The Park District processes close to 1,000 applications for volunteers each year, said Will Fletcher, the Park District’s inspector general.

But of the eight parks reviewed by Fletcher’s office, the Park District did not conduct criminal background checks on nearly a third of active volunteers, leading to a handful of instances where applicants with potentially disqualifying criminal records made it through the vetting process, Fletcher said.

Given that the organization operates nearly 600 parks throughout the city, the total number is likely much higher.

Investigators described the Park District’s procedures for vetting volunteers as “outdated” and “under-resourced,” with a single employee responsible for managing the entire volunteer program.

They also found that the Park District’s records and volunteer procedures “were not reliable for basic organizational purposes such as tracking the number of volunteers in the parks or knowing which of them is actively volunteering,” according to the inspector general’s investigation summary.

“There’s no process by which the deliberation over past criminal conduct [is conducted], whether it’s long in the past or recent and insignificant,” Fletcher said. “We don’t show our math on how we clear or reject candidates. There used to be a committee that was impaneled to consider these cases and [now] there no longer is.”

Fletcher said Park District officials told him the committee was disbanded “years ago.”

Fletcher’s office also found that the Park District does not require privately run youth sports leagues that use its facilities (such as Little League baseball organizations) to conduct background checks on their volunteer coaches and assistants.

Several of the leagues told investigators they perform background checks for insurance purposes and to meet safety requirements from sport governing bodies. However, the Park District does not request or review results from the background checks, and there is no consistent standard for what type of criminal misconduct disqualifies a prospective volunteer, investigators found.

The office recommended a “top-to-bottom evaluation” of the volunteer program, including scrapping its “outdated paper-driven procecures and recordkeeping” in favor of an electronic recordkeeping system. 

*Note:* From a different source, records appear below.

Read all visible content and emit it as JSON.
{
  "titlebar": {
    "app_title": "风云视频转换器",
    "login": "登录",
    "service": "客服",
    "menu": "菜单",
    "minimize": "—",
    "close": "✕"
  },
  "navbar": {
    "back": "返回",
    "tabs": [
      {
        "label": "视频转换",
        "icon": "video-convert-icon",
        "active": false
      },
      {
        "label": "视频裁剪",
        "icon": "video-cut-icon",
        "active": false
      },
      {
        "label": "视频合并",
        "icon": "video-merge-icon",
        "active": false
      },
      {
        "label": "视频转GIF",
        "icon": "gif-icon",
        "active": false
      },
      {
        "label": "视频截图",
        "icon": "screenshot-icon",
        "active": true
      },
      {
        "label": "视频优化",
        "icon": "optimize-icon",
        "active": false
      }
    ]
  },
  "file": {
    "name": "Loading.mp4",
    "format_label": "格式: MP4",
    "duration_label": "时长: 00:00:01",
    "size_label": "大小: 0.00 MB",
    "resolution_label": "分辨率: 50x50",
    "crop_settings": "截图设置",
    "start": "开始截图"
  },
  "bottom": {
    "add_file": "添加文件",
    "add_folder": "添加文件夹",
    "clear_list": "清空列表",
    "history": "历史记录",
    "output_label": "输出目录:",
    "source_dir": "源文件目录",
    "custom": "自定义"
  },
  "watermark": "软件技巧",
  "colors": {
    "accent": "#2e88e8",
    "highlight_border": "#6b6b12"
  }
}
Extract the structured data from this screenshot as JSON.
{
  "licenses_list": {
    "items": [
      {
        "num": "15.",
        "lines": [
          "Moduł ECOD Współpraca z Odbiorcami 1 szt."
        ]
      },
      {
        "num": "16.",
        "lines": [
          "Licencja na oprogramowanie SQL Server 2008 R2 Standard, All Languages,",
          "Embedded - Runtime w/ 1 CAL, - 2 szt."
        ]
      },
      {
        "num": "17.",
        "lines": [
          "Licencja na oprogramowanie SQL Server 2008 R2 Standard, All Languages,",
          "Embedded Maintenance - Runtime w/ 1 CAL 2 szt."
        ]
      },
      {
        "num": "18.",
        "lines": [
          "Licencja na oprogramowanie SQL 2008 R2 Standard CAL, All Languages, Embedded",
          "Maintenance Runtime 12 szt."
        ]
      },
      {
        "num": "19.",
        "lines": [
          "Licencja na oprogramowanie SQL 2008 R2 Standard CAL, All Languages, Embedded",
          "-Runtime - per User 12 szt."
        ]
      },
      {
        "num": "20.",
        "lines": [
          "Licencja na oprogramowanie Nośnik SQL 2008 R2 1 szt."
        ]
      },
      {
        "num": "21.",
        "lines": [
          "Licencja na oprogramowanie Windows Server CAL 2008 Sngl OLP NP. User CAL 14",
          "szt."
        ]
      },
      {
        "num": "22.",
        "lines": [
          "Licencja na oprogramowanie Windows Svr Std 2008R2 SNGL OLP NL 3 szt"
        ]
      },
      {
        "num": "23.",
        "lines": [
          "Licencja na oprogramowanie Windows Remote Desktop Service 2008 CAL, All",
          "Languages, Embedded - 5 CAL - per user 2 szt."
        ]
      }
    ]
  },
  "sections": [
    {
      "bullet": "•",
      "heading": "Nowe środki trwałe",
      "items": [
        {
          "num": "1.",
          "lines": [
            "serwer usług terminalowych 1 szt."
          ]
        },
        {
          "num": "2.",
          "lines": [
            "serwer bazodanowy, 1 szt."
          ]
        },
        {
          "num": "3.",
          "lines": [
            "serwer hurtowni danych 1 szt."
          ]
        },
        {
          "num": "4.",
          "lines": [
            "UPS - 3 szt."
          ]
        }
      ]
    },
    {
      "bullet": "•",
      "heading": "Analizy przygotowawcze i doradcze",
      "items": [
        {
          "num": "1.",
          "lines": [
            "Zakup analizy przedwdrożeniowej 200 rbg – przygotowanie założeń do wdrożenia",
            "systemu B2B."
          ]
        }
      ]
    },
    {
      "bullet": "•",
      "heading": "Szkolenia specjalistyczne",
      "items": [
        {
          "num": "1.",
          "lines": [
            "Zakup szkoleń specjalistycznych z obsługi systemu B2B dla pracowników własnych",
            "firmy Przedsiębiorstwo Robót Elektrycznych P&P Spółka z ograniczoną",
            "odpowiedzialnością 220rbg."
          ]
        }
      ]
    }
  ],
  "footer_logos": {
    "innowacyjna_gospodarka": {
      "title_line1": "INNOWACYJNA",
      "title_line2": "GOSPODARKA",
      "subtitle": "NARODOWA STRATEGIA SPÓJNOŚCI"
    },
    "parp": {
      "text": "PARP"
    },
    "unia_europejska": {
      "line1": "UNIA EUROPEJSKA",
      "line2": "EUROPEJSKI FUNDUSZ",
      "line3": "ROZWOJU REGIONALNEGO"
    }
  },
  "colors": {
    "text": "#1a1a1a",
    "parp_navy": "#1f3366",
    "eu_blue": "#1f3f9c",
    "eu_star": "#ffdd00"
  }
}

In response to the investigation, the Park District is working to implement an “automated volunteer management” system and plans to conduct more comprehensive background checks, according to the investigation summary. 

The Park District issued the following statement in response to questions about the investigation: 

"Protecting the children of Chicago is paramount, particularly when they are engaged in programs and activities in our parks. Following the Inspector General’s findings, the Chicago Park District is in the midst of a thorough review of its volunteer management procedures. We will continue to work with the Chicago Children’s Advocacy Center and the Inspector General to implement best practices with one goal of protecting our children and patrons."

The recently completed investigation, which Fletcher said was not in response to any specific incident, comes after his office’s 2016 investigation exposing flaws in the Park District’s general hiring practices, which resulted in employees with undisclosed felony convictions working near or even with children.